The Diarrhea Song: All the Lyrics (+ Bonus Verses to Teach Your Kids)

My kids think the Diarrhea Song is the single greatest achievement in human history.

(To be fair, they think any song about poop or farts is hilarious. With modern technology, they can bypass me and ask Siri directly to play ‘poop songs’, so that’s great.)

I taught the Diarrhea Song to them on a long car ride about two years ago and I have been paying for it ever since. They sing it at dinner. They sing it in the grocery store. My youngest requested it at bedtime last week.

I regret nothing.

If you need a refresher on the lyrics, or want to arm your own kids with this gift, here’s everything you need.

Second base lyrics for diarrhea song


The official lyrics (from the movie Parenthood)

Most people know this song from the 1989 Steve Martin movie Parenthood, where the Buckman kids sing it gleefully in the back seat of the family car. But the song actually predates the film; kids were singing it in the 70s and 80s before it ever hit theaters.

The movie just made it famous.

Here are the four official verses from the film:

When you’re sliding into first and you’re feeling something burst… Diarrhea! Diarrhea!

When you’re sliding into third and you feel a juicy turd… Diarrhea! Diarrhea!

When you’re sliding into home and your pants are full of foam… Diarrhea! Diarrhea!

When you’re sitting in a Chevy and your shorts are feeling heavy… Diarrhea!

(The fourth verse doesn’t get a second “Diarrhea!” — the family gets cut off. A true tragedy.)


What about second base?

Sharp-eyed kids always notice the movie skips from first to third. No second base verse. This has caused genuine debate on the internet for decades.

Some popular fan-made second base verses:

When you’re sliding into two and your pants are filled with goo… Diarrhea! Diarrhea!

When you’re sliding into second and you feel the toilet beckon… Diarrhea!

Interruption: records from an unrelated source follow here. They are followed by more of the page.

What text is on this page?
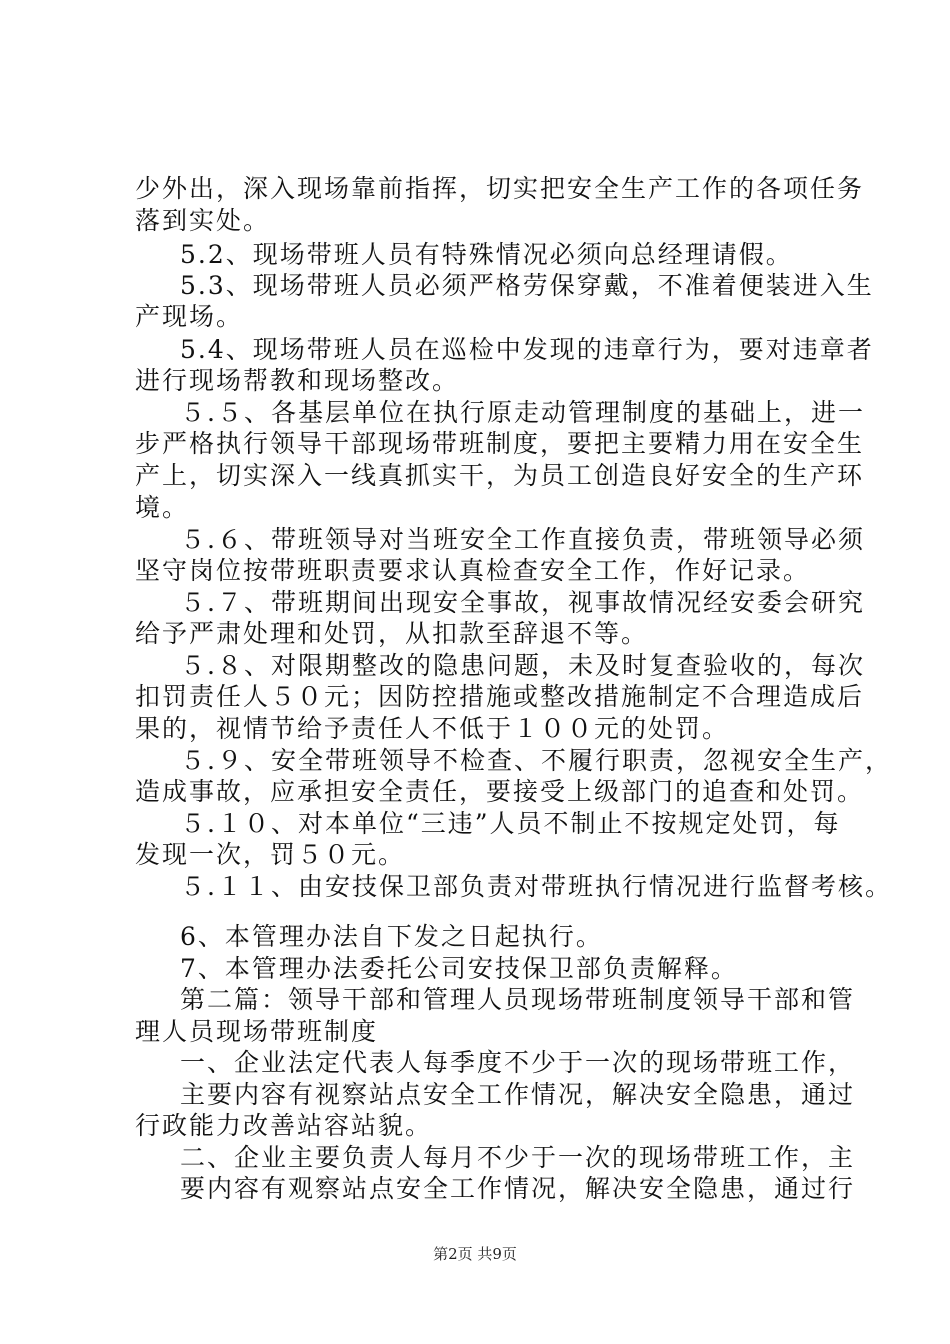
少外出，深入现场靠前指挥，切实把安全生产工作的各项任务
落到实处。
5.2、现场带班人员有特殊情况必须向总经理请假。
5.3、现场带班人员必须严格劳保穿戴，不准着便装进入生
产现场。
5.4、现场带班人员在巡检中发现的违章行为，要对违章者
进行现场帮教和现场整改。
５.５、各基层单位在执行原走动管理制度的基础上，进一
步严格执行领导干部现场带班制度，要把主要精力用在安全生
产上，切实深入一线真抓实干，为员工创造良好安全的生产环
境。
５.６、带班领导对当班安全工作直接负责，带班领导必须
坚守岗位按带班职责要求认真检查安全工作，作好记录。
５.７、带班期间出现安全事故，视事故情况经安委会研究
给予严肃处理和处罚，从扣款至辞退不等。
５.８、对限期整改的隐患问题，未及时复查验收的，每次
扣罚责任人５０元；因防控措施或整改措施制定不合理造成后
果的，视情节给予责任人不低于１００元的处罚。
５.９、安全带班领导不检查、不履行职责，忽视安全生产，
造成事故，应承担安全责任，要接受上级部门的追查和处罚。
５.１０、对本单位“三违”人员不制止不按规定处罚，每
发现一次，罚５０元。
５.１１、由安技保卫部负责对带班执行情况进行监督考核。
6、本管理办法自下发之日起执行。
7、本管理办法委托公司安技保卫部负责解释。
第二篇：领导干部和管理人员现场带班制度领导干部和管
理人员现场带班制度
一、企业法定代表人每季度不少于一次的现场带班工作，
主要内容有视察站点安全工作情况，解决安全隐患，通过
行政能力改善站容站貌。
二、企业主要负责人每月不少于一次的现场带班工作，主
要内容有观察站点安全工作情况，解决安全隐患，通过行
第2页 共9页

Diarrhea!

When you’re running into second and you need a disinfectant… Diarrhea! Diarrhea!


Bonus verses (the more the worse)

Half the fun of this song is making up new verses. Once your kids get the template, they’ll be inventing their own in about 30 seconds. Here are some classics to get them started:

When you’re climbing up a ladder and you feel something splatter… Diarrhea! Diarrhea!

When you’re sitting down in class and the teacher passes gas… Diarrhea! Diarrhea!

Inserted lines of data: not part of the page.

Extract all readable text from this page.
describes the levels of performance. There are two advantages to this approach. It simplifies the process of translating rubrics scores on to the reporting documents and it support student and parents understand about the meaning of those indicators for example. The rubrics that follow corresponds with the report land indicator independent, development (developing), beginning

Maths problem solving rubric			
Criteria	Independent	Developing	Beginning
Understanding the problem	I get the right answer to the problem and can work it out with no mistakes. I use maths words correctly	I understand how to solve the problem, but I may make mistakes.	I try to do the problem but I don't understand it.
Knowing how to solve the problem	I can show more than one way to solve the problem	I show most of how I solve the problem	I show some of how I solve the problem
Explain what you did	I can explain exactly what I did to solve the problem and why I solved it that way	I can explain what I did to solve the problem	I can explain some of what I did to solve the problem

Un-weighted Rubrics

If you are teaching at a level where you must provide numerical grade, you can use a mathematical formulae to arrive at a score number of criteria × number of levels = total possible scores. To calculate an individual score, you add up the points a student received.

When you’re climbing up a tree and it trickles down your knee… Diarrhea! Diarrhea!

When you’re sitting on the commode and your butt starts to explode… Diarrhea! Diarrhea!

When you jump and do a flip but you feel something drip… Diarrhea! Diarrhea!

Fair warning: once you open this door, you cannot close it. My daughters can now improvise verses on the spot. I’ve created monsters. Wonderful, disgusting monsters.


The other Diarrhea Song

There’s a second version that has nothing to do with baseball. You might know this one too:

Diarrhea, uh uh. Diarrhea, uh uh.
People think it’s funny, but it’s really dark and runny…
Diarrhea, uh uh.

Different tune, same energy. Both are essential parenting knowledge.


Teach this to your kids on a long car ride. You’re welcome. And also I’m sorry.